With COMOROS-GUIDE you are on your way to the islands

Grande Comore, home to the capital Moroni, is the most diverse and perhaps the most travel-friendly of the Comoran Islands. Moroni is alive. The medina (old town) is reminiscent of so many others in Africa and the Middle East, although somewhat “disheveled”: beautiful carved doors, small winding alleys and minarets that tower through the skyline. The harbour fills and empties with the tides and the air is fragrant with the blossoms of the frangipani trees and bougainvilleas.

The southern half of Grande Comore is dominated by the great volcano Karthala, one of the most active volcanoes in the world, whose high peak (2360 m) seems to be eternally covered by equatorial clouds. The mountain tour is a popular two-day hike (with overnight stay on the slopes) that winds through dense forest before reaching the lunar landscapes of the crater.

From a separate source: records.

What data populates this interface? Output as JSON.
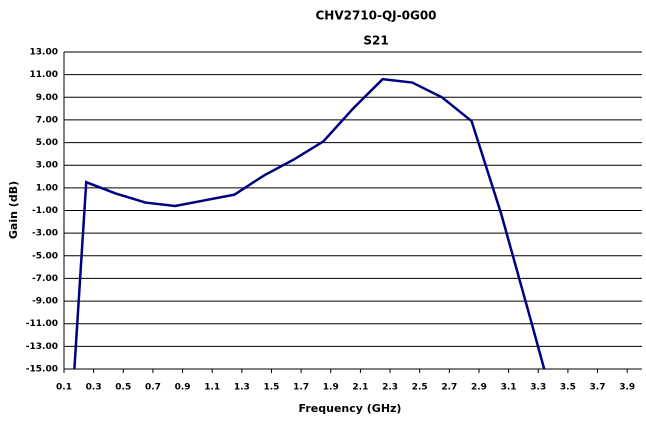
{
  "chart_data": {
    "type": "line",
    "title": "CHV2710-QJ-0G00",
    "subtitle": "S21",
    "x_label": "Frequency (GHz)",
    "y_label": "Gain (dB)",
    "x": [
      0.17,
      0.25,
      0.45,
      0.65,
      0.85,
      1.05,
      1.25,
      1.45,
      1.65,
      1.85,
      2.05,
      2.25,
      2.45,
      2.65,
      2.85,
      3.05,
      3.25,
      3.34
    ],
    "series": [
      {
        "name": "S21",
        "color": "#000080",
        "values": [
          -15,
          1.5,
          0.5,
          -0.3,
          -0.6,
          -0.1,
          0.4,
          2.1,
          3.5,
          5.1,
          8.0,
          10.6,
          10.3,
          9.0,
          6.9,
          -1.3,
          -10.7,
          -15
        ]
      }
    ],
    "xlim": [
      0.1,
      4.0
    ],
    "xticks": [
      0.1,
      0.3,
      0.5,
      0.7,
      0.9,
      1.1,
      1.3,
      1.5,
      1.7,
      1.9,
      2.1,
      2.3,
      2.5,
      2.7,
      2.9,
      3.1,
      3.3,
      3.5,
      3.7,
      3.9
    ],
    "ylim": [
      -15,
      13
    ],
    "yticks": [
      {
        "value": -15,
        "label": "-15.00"
      },
      {
        "value": -13,
        "label": "-13.00"
      },
      {
        "value": -11,
        "label": "-11.00"
      },
      {
        "value": -9,
        "label": "-9.00"
      },
      {
        "value": -7,
        "label": "-7.00"
      },
      {
        "value": -5,
        "label": "-5.00"
      },
      {
        "value": -3,
        "label": "-3.00"
      },
      {
        "value": -1,
        "label": "-1.00"
      },
      {
        "value": 1,
        "label": "1.00"
      },
      {
        "value": 3,
        "label": "3.00"
      },
      {
        "value": 5,
        "label": "5.00"
      },
      {
        "value": 7,
        "label": "7.00"
      },
      {
        "value": 9,
        "label": "9.00"
      },
      {
        "value": 11,
        "label": "11.00"
      },
      {
        "value": 13,
        "label": "13.00"
      }
    ],
    "grid": true
  }
}
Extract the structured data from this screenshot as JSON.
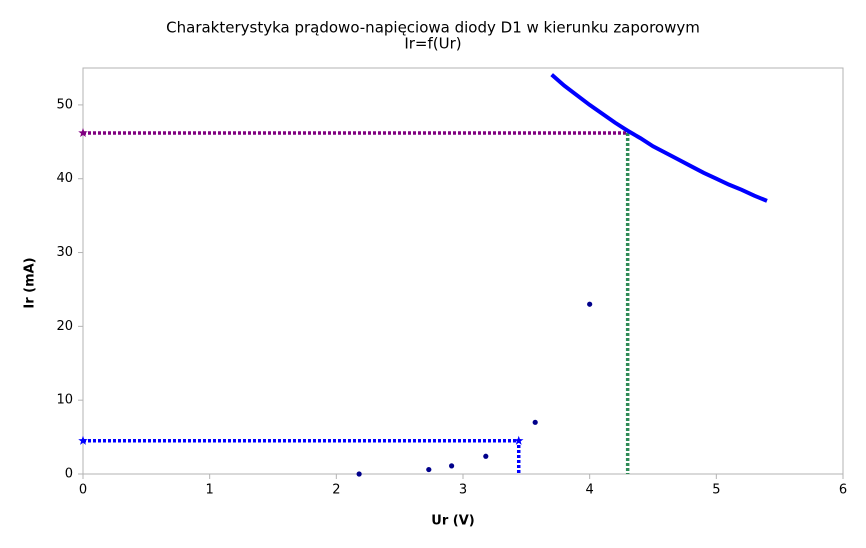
{
  "chart_data": {
    "type": "scatter",
    "title": "Charakterystyka prądowo-napięciowa diody D1 w kierunku zaporowym",
    "subtitle": "Ir=f(Ur)",
    "x_label": "Ur (V)",
    "y_label": "Ir (mA)",
    "xlim": [
      0,
      6
    ],
    "ylim": [
      0,
      55
    ],
    "xticks": [
      0,
      1,
      2,
      3,
      4,
      5,
      6
    ],
    "yticks": [
      0,
      10,
      20,
      30,
      40,
      50
    ],
    "series": [
      {
        "style": "dotted",
        "color": "#800080",
        "x": [
          0,
          4.3
        ],
        "values": [
          46.2,
          46.2
        ]
      },
      {
        "style": "dotted",
        "color": "#2e8b57",
        "x": [
          4.3,
          4.3
        ],
        "values": [
          46.2,
          0
        ]
      },
      {
        "style": "dotted",
        "color": "#0000ff",
        "x": [
          0,
          3.44,
          3.44
        ],
        "values": [
          4.5,
          4.5,
          0
        ]
      },
      {
        "style": "stars",
        "color": "#800080",
        "x": [
          0
        ],
        "values": [
          46.2
        ]
      },
      {
        "style": "stars",
        "color": "#0000ff",
        "x": [
          0,
          3.44
        ],
        "values": [
          4.5,
          4.5
        ]
      },
      {
        "style": "curve",
        "color": "#0000ff",
        "x": [
          3.7,
          3.8,
          3.9,
          4.0,
          4.1,
          4.2,
          4.3,
          4.4,
          4.5,
          4.6,
          4.7,
          4.8,
          4.9,
          5.0,
          5.1,
          5.2,
          5.3,
          5.4
        ],
        "values": [
          54.1,
          52.6,
          51.3,
          50.0,
          48.8,
          47.6,
          46.5,
          45.5,
          44.4,
          43.5,
          42.6,
          41.7,
          40.8,
          40.0,
          39.2,
          38.5,
          37.7,
          37.0
        ]
      },
      {
        "style": "dots",
        "color": "#00008b",
        "x": [
          2.18,
          2.73,
          2.91,
          3.18,
          3.57,
          4.0
        ],
        "values": [
          0,
          0.6,
          1.1,
          2.4,
          7.0,
          23.0
        ]
      }
    ]
  }
}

The volcanic influence is also evident on the rest of the island. If you take the mountain road from Moroni towards the east coast, you will reach a lookout point from where you can see two huge paths of volcanic rocks that wind down the slopes, remnants of past lava flows. These black rocks are what make the beautiful beach of Chomoni so special, a brilliant contrast of blinding white sand, dark rocks and azure blue water.


Mount Karthala dominates the landscape of Grande Comore Island and rises to 2361 m (7746 ft). It is one of the most active volcanoes in the world, having erupted over 20 times in the last 100 years, including the last eruption in 2006, which was confined to the crater on the top. In 1972, however, lava flowed and poured into the ocean from a lateral fissure over miles of slopes.

As you head north, the landscape unfolds with beautiful beaches, palm trees, large baobabs and capricious skies. This view awaits you right at the northern tip before the road turns west. Dos du Dragon (Dragon’s Back) is a series of rock formations standing high on a curved peninsula – it looks eerie like the imaginary spikes on a dragon’s back and is a miracle. The best views are from the other side of the bay, near the Île Aux Tortues, but nothing beats the scaling of Dos du Dragon itself, an easy walk from the roadside.

From the northern tip, Suie lands at Lac-Sale, the island’s large lake. A very nice corner for diving and surfing. You have the choice to continue or to stay in a bungalow in DOMAINE. Le Domaine are several bungalows with clean rooms and good service from a warm team.

10 kilometres from the Domaine, the protected beaches around Trou du Prophète (Prophet’s Hole) are also unbeatable. Legend has it that the prophet Mohammed hid from marauding pirates behind the high rocks in the bay. You can certainly hide there all afternoon: The light is exquisite and the water is translucent.

From there, 30 km drive back to Moroni, the capital of the Comoros, you have the choice between 4 star hotels, holiday apartments, holiday homes for overnight stays. There are numerous restaurants with local or European cuisine, especially French.


Where Grande Comore is all about mineral beauty, Mohéli is all about the sea. This is the smallest and least populated of the Comorian islands, with wooded slopes and a huge marine national park on the south coast.

Because Mohéli is so pristine, it is an important nesting site for turtles, which means that travellers are virtually guaranteed to see turtles – whether nesting, hatching or snorkelling. The village of Itsamia on the south-eastern tip of the island has made turtles its raison d’être. The villagers used to eat turtles here, now you are involved in scientific monitoring and actively protect the turtles to promote eco-tourism.

Accommodation is in simple bungalows – no big problem, as you will spend most of the night at the turtle watch. Sitting on the beach at night you will also experience the spectacular night sky of the Comoros – as clear as any desert.